Trustee Denny Lee came down somewhere in the middle. He said he is “not big on email,” but admitted “you have to keep up sooner or later.” Village staff will continue to print out agenda packets for trustees who want them, Belongia confirmed.

Monday’s meeting was the board’s only one in June, and trustees tackled several other issues. They approved spending $386,500 to resurface roads throughout the village, with $100,000 of that coming from a state grant, and the rest from state-shared motor fuel tax funds.

They also approved spending $160,000 to buy 2,600 tons of salt for the winter, but trustees will reconsider the source of those funds next month. At present, the money is slated to be taken from motor fuel tax funds, but some trustees feel that MFT monies should only go to fix roads.

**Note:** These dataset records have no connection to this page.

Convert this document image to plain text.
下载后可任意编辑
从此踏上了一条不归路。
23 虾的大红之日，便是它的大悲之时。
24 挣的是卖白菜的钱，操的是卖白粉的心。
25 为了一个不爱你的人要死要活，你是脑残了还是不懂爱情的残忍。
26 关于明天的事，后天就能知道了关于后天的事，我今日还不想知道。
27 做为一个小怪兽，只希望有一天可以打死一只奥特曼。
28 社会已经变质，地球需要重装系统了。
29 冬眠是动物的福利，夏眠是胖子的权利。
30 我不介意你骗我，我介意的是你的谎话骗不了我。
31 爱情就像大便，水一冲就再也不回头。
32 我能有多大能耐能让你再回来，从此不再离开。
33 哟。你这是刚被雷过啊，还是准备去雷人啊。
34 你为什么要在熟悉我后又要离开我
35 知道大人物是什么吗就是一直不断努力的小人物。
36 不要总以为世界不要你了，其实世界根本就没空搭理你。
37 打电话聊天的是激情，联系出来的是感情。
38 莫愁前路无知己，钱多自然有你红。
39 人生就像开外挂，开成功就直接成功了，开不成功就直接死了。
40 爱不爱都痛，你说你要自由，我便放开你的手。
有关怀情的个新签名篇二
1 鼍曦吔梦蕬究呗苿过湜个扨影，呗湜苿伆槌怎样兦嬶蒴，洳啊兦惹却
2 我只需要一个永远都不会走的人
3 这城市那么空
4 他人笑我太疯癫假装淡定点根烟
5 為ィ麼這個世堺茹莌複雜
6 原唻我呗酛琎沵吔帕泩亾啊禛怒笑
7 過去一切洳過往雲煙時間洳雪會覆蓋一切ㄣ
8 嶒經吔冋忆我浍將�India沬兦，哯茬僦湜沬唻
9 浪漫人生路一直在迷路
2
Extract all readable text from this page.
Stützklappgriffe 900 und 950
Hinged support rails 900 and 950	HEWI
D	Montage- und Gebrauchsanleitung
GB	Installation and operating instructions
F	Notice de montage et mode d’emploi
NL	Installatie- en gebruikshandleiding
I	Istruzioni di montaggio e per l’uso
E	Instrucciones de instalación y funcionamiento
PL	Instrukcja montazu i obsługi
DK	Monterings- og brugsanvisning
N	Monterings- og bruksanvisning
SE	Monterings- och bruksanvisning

Public Works Director Mike Pubentz confirmed that road salt is an allowable use of MFT funds, and the village began using them for that purpose about four years ago. The village gets about $480,000 a year in MFT funds, according to Finance Director Jeff Zoephel.

But Bond said the board should find another way to pay for salt.

“It was a decision that was made to shift a spending priority, and I don’t agree with it,” Bond said. “I would rather spend all of that money on roads.”

Trustees also agreed to extend a contract with Synagro Central, LLC to remove lime sludge, a byproduct of the water treatment process. The new contract includes a rate increase, and will cost the village up to $60,000.